Cultura e Spettacoli

La letteratura epica punta a Nord-Ovest

Il nuovo romanzo di William T. Vollmann

La letteratura epica punta a Nord-Ovest

«Forse la vita è barattare le speranze coi ricordi»: è forse la frase che meglio sintetizza l'opera letteraria di William T. Vollmann (Santa Monica, 1959), lo scrittore americano che come pochi altri sta indagando tra le crepe morali di un'America che non ha mai fatto davvero i conti con la propria storia. Vollmann è un Jack London che ha incontrato l'Ovidio delle Metamorfosi: uno scrittore che come London ha vissuto tutto ciò che racconta, dalle spedizioni artiche alle indagini esistenziali in prima persona su quel «popolo degli abissi» fatto di vagabondi e prostitute, animato dalla stessa forza di farci comprendere come «il paesaggio che ci circonda non è che l'ombra del nostro paesaggio interiore».

Al contempo Vollmann è anche il Melville di Moby Dick, solo che lui è sia il Capitano Achab che la balena bianca. Uno scrittore tormentato, che ha dato tutto alla letteratura: tanto da vivere a Sacramento, in un ufficio ricavato da un ex ristorante affacciato su un piazzale abbandonato; tanto da percorrere come giornalista le strade di guerra della Somalia, della Bosnia; poi in Cambogia, sulle tracce del dittatore Pol Pot, nel Triangolo d'oro del Sud-est asiatico alla ricerca dei Signori dell'oppio. Volmann ha fumato crack, si è iniettato eroina, ha comprato una bambina prostituta in Thailandia riscattandola da una morte certa (oggi va a scuola negli Usa).

Vincitore nel 2005 del «National Book Award» con Europe Central (Mondadori), romanzo epopea sulla Seconda guerra mondiale, la sua opera maggiormente ambiziosa è quella dei romanzi dei «Sette-Sogni»: una storia simbolica sul Nord America e sui rapporti tra i pionieri di origine europea e i nativi americani. Ora da noi ritorna il sesto dei sette sogni: I fucili (minimun fax, pagg. 492, euro 19; trad. C. Mennella) che ricostruisce la spedizione dell'esploratore inglese John Franklin alla ricerca del «passaggio a Nord-ovest»: la rotta che collega Atlantico e Pacifico, con la conseguente introduzione delle armi da fuoco e lo «spostamento forzato delle tribù inuit» per gli interessi commerciali europei che in realtà fu «una deportazione» con conseguenze come abusi sessuali, alcolismo, violenza, droga... I fucili è il miglior viatico per immergersi nell'universo Vollmann perché Vollmann non ha paura di farci immergere le mani nel fango della Storia trasformandola in un'epica dei vinti che tra queste pagine sono vittoriosi eroi dell'epica della sconfitta, di quella grande avventura che è la scoperta di vivere.

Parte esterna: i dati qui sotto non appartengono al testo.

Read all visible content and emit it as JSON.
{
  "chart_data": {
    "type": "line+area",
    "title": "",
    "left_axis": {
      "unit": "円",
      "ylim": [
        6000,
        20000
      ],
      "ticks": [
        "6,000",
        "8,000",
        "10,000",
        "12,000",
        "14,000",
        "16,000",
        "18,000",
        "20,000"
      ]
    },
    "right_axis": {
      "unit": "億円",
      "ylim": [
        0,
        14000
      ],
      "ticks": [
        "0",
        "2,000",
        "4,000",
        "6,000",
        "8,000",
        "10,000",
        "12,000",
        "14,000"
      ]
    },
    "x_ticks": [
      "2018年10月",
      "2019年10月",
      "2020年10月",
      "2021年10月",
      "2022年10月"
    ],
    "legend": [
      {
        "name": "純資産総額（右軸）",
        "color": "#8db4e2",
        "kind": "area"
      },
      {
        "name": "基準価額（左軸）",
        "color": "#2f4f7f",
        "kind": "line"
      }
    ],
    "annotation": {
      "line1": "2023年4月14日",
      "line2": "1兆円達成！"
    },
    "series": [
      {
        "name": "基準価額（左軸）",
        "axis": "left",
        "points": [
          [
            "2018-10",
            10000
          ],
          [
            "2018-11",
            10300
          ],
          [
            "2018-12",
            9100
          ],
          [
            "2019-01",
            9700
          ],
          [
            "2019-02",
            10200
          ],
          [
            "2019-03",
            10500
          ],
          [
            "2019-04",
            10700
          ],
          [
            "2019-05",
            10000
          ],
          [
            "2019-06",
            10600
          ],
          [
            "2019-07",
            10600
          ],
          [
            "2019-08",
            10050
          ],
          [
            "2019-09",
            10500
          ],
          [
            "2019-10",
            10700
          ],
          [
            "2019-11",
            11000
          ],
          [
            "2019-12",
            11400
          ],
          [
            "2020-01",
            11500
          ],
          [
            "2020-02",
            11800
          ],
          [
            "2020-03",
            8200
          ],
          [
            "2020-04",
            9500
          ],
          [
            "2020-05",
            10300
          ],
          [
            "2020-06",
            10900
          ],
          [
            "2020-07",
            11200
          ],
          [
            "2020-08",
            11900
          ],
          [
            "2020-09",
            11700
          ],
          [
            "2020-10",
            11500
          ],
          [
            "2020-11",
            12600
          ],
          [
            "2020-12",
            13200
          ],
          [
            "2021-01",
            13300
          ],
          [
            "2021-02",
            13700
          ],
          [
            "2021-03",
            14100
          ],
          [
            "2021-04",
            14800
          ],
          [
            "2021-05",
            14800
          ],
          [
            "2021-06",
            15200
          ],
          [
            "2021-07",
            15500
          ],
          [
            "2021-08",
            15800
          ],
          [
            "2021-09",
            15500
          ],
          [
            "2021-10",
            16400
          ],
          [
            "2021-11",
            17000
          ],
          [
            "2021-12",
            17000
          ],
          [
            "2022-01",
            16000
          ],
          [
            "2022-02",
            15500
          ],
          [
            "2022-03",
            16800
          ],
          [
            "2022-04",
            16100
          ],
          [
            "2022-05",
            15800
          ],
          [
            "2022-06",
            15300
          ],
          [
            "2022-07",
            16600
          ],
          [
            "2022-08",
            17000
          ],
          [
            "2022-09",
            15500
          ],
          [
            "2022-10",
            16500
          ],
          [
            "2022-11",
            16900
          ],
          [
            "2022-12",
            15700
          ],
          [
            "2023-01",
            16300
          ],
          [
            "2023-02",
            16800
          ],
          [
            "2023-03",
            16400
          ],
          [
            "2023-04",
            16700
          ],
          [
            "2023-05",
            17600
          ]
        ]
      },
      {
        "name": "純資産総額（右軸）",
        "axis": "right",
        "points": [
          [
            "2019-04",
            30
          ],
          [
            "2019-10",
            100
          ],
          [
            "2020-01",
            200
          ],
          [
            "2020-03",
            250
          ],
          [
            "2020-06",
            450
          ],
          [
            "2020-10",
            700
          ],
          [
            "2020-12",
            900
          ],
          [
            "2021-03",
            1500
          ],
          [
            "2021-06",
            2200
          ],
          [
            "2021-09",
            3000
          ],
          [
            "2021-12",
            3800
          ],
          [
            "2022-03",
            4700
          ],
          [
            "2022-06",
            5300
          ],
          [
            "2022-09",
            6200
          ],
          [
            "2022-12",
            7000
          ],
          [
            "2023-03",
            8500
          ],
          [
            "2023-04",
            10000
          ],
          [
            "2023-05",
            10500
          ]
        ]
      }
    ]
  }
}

Vollmann è senza dubbio tra i grandi scrittori americani contemporanei: si nasconde, come Denis Johnson e Richard Powers, in una trama solo apparentemente complicata: eppure è impossibile che lo sia, perché è come vorremmo scrivere se tutti scrivessimo, è come vorremmo leggere se tutti leggessimo. Dietro la «storia simbolica» che racconta ci siamo noi, quella storia che è nostra ma che lasciamo raccontare ai libri di scuola.

Tutto raccontato attraverso una prosa che impressiona per la varietà dei registri narrativi: dal barocco al colloquiale dall'erudizione enciclopedica al flusso di ispirazione jazzistica e beat.